Biblioteca Nacional Madrid ms. 973, ff. 266 -274

Istruzione utile e curiosa data al cardinale Montalto, nipote di Sisto V, l'anno 1587 circa il modo di portarsi nel Governo con familiari, ministri, ambasciatori, cardinali e principi; l'elezione dei familiari e ministri, l'amministrazione della giustizia e la concessione delle grazie e queste da negarsi con garbo, quando non si concedono; la perspicacia degli ambasciatori e le loro proprietà e la forma di trattare con essi e altri, le udienze e lo spaccio continuo di negozi e altre cose assai curiose.

La dignità di cardinale è estesa degnamente: collocata molto ampia sopraeminente per essere quel Sacro Collegio Senato della Chiesa universale, Consiglio supremo del Pontefice. Si mostra, più che in tutti gli altri, ampia ed eminente nella persona di coloro che al Papa sono congiunti di sangue perciò, per il desiderio che si ha della loro grandezza e per la confidenza la quale in essi è maggiore che negli altri, a loro si comunicano i più importanti affari che sono riportati alla Sede Apostolica, con essi trattano gli oratori dei principi residenti o mandati a questa corte per il mezzo loro o del Papa, i desideri e bisogni di tutta la Cristianità, ad essi si scrive dai legati e altri ministri della predetta Santa Sede, con l'opera loro si governa lo Stato ecclesiastico, con l'intervento e con le intercessioni loro si fanno molte assegnazioni di Chiese, benefici e uffici e, quello che importa di più, la promozione dei cardinali; per essi si applica il Papa la mente sua, concede le grazie e sono aiuti principali e porta il gravissimo peso del Pontificato. La grandezza e il numero delle cose sopradette mostra, senza che se ne dia altra spiegazione, la scienza, la prudenza, l'industria e la vigilanza necessaria nel cardinale nipote di Papa per sostenerle, ma per scendere dal 'universale, che è confuso, al particolare, che è distinto, diremo prima il fine che nelle sue azioni deve avere; poi di alcuni aiuti dei quali si deve provvedere, poi si farà un divisione dei negozi per alcuni Capi principali con alcune avvertenze circa il trattarli con nostro Signore: con i cardinali, ambasciatori, prelati e anche con il resto e, in ultimo, alcune brevi considerazioni sul modo di parlare e di scrivere.

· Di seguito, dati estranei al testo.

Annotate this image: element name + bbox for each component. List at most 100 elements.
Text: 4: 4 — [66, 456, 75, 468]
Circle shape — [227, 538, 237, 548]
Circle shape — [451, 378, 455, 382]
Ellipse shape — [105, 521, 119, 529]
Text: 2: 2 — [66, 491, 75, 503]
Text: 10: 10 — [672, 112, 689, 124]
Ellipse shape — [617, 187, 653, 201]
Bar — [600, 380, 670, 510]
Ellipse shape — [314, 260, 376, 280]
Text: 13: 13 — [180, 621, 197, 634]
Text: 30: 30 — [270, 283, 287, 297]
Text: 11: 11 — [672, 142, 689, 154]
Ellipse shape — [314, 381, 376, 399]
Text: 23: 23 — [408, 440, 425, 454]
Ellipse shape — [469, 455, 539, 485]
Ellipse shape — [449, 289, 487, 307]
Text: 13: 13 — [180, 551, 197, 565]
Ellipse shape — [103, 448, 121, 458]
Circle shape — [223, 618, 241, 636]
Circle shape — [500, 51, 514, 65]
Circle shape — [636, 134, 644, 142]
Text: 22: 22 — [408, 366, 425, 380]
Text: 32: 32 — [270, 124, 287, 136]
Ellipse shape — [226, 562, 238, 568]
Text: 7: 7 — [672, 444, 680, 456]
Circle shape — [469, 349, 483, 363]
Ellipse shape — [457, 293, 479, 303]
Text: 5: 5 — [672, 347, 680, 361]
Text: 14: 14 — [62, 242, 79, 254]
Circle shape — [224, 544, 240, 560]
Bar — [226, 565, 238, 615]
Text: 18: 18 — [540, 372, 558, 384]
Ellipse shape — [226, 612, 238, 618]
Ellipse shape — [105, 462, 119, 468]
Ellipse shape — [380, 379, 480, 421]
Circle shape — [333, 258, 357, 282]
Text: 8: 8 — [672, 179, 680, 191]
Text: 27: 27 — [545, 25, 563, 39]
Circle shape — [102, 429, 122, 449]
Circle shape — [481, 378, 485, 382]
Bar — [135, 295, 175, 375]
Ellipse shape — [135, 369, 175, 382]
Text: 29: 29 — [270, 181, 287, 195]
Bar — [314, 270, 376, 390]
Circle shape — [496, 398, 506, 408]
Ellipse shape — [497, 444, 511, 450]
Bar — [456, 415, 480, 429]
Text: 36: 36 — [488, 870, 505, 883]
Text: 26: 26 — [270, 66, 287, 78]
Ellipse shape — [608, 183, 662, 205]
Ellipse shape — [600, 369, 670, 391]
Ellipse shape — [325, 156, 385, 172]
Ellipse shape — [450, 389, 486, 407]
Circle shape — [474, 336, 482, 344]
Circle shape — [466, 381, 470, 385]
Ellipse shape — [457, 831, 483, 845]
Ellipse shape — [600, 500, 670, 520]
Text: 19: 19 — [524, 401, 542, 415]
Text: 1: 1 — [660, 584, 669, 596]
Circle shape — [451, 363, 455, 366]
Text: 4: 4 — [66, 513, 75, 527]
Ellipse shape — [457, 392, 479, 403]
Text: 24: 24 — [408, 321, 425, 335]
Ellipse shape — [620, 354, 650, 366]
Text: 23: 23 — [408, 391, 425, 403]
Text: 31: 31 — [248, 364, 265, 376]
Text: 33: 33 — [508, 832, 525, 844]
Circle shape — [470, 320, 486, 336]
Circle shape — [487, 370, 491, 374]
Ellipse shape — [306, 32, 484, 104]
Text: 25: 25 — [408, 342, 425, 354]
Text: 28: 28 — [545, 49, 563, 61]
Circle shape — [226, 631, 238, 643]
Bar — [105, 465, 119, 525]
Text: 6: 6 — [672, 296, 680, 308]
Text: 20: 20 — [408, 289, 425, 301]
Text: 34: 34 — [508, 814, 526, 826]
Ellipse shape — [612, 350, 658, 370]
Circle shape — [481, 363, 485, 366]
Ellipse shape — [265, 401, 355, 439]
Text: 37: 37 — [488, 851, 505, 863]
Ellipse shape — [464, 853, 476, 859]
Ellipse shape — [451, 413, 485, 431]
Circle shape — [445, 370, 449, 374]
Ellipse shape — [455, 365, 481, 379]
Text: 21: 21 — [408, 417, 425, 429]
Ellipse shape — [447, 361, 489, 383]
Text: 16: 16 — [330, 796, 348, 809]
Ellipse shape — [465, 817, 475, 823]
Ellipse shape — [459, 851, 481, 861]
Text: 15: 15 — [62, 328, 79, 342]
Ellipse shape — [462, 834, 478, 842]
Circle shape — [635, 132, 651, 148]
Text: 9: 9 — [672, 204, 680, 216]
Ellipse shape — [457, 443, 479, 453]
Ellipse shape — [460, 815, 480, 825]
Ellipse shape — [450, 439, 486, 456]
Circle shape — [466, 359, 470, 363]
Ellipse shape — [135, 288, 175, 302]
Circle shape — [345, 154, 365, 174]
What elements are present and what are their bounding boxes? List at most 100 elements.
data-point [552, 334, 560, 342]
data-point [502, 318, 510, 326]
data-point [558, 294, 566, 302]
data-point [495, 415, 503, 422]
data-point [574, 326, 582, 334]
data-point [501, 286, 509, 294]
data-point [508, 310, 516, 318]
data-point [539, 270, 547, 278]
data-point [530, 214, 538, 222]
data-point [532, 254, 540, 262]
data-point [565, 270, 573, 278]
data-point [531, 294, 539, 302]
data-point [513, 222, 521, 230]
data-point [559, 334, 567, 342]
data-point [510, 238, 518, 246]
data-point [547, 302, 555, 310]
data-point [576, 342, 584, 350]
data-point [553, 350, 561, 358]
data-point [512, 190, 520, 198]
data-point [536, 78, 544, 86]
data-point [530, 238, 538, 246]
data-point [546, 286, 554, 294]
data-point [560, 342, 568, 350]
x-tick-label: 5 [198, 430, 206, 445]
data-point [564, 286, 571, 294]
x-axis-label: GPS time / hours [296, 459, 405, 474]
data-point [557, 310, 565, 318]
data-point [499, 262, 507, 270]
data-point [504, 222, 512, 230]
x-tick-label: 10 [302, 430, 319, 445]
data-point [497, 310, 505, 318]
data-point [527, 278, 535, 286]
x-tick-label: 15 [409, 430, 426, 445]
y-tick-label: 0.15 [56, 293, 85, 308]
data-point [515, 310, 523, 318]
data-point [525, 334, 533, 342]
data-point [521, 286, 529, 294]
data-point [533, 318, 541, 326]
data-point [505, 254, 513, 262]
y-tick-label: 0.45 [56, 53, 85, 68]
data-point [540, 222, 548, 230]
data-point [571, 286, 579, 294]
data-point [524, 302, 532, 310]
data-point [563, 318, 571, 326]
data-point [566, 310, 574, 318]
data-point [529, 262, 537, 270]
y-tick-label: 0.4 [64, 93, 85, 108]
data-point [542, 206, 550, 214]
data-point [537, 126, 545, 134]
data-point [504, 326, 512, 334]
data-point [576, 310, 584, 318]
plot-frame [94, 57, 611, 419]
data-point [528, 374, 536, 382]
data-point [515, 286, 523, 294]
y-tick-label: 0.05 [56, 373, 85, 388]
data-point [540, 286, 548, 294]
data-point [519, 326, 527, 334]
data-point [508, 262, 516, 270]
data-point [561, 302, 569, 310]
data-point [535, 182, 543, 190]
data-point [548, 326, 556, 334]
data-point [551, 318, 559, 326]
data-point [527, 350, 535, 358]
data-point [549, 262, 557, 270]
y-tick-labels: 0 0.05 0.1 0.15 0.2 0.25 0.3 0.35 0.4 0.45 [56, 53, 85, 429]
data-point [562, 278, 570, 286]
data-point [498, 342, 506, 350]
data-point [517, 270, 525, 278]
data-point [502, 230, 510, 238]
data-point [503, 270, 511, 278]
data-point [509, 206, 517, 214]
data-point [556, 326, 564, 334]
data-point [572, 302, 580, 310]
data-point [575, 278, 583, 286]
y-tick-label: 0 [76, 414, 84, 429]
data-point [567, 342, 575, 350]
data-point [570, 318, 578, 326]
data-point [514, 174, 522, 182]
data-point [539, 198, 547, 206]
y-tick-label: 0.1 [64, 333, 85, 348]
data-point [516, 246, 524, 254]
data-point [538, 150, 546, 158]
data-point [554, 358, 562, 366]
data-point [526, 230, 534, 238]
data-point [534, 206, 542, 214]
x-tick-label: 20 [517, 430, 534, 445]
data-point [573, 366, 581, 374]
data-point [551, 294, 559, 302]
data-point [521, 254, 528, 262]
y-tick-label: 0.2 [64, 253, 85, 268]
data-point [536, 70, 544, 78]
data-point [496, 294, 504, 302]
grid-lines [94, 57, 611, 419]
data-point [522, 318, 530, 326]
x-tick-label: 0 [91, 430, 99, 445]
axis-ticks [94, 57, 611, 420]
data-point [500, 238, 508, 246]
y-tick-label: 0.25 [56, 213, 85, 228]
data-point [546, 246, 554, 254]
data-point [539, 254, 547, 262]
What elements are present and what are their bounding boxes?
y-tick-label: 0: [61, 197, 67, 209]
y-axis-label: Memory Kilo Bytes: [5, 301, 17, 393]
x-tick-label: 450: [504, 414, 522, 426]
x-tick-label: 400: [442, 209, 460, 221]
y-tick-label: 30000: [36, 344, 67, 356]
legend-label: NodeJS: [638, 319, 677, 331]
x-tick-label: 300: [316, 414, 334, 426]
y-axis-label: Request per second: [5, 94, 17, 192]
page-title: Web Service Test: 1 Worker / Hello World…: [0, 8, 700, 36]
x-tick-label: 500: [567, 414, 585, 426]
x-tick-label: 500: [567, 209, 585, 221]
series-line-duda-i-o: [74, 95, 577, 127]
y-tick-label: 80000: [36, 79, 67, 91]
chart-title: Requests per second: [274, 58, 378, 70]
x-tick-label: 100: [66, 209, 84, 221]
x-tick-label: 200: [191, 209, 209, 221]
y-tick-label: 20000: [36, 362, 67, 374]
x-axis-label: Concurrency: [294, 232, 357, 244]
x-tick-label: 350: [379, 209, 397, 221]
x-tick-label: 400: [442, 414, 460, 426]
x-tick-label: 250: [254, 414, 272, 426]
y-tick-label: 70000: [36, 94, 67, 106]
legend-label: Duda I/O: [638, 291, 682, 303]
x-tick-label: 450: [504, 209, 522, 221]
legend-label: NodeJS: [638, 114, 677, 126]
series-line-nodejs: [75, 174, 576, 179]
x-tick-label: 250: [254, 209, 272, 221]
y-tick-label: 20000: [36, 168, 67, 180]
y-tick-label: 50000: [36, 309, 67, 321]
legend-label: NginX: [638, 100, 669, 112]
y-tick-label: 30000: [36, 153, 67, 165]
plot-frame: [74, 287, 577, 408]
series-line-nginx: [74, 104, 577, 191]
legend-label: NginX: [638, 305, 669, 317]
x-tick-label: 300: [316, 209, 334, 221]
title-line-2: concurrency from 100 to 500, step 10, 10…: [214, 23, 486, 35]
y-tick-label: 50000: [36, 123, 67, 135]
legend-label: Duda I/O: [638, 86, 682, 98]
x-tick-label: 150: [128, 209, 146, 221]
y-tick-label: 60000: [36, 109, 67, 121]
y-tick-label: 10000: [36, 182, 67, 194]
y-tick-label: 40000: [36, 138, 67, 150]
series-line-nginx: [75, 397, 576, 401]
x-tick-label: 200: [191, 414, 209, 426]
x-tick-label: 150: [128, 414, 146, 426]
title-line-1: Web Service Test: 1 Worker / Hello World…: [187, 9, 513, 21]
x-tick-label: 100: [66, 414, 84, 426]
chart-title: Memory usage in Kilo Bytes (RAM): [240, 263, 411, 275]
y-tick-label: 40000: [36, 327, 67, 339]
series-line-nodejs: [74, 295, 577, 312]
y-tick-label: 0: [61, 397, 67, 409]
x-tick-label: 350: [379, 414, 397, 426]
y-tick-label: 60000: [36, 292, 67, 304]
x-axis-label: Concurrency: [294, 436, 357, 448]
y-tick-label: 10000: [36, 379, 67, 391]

Il fine di qualunque ministro di un principe deve essere il medesimo di quello dello stesso principe e in nessuna parte contrastante e perché il fine del Pontefice deve essere la gloria di Dio, la salvezza delle anime, la diffusione della fede, l'esaltazione della Santa Chiesa, la pace e la tranquillità universale, l'eminenza della virtù e la dispersione del vizio, questo medesimo sarà del cardinale suo nipote e a questo bene indirizzare tutte le forze dell'ingegno e l'industria e fatiche sue.
Oltre al fine del Principe, può un suo nipote avere qualche cura di se stesso non come diverso da quello ma come conseguente; e compatibile a questo sarà una buona opinione di sé presso i Principi e presso gli altri cardinali e la loro benevolenza della quale buona valutazione e volontà, nessuna cosa può guadagnare maggior importanza presso un buon numero di amici o servitori creati cardinali e posti avanti nelle legazioni dai Principi nei governi e negli uffici principali della corte e sparsi ancora per le altre famiglie. In ultimo sarà la ricchezza, le entrate, le capacità numerose come necessarie da vivere con splendore e dignità ad usare beneficenza e all'esecuzione di molte azioni. Alla considerazione del fine viene molto concessa quella degli aiuti, dei quali deve provvedersi, essendo principale quello degli amici e dei familiari e quello delle facoltà, delle quali si è fatta menzione. Il principio di sostenere la dignità e le cariche del governo sta nell' elezione dei ministri e i signori hanno bisogno di giudizio nell'eleggersi e ancora buona fortuna ma laddove concorrono molti (come avviene ai nipoti dei Papi) è più facile, perché di un numero grande se ne perdono, poiché dei presi si applicano al servizio quelli più idonei.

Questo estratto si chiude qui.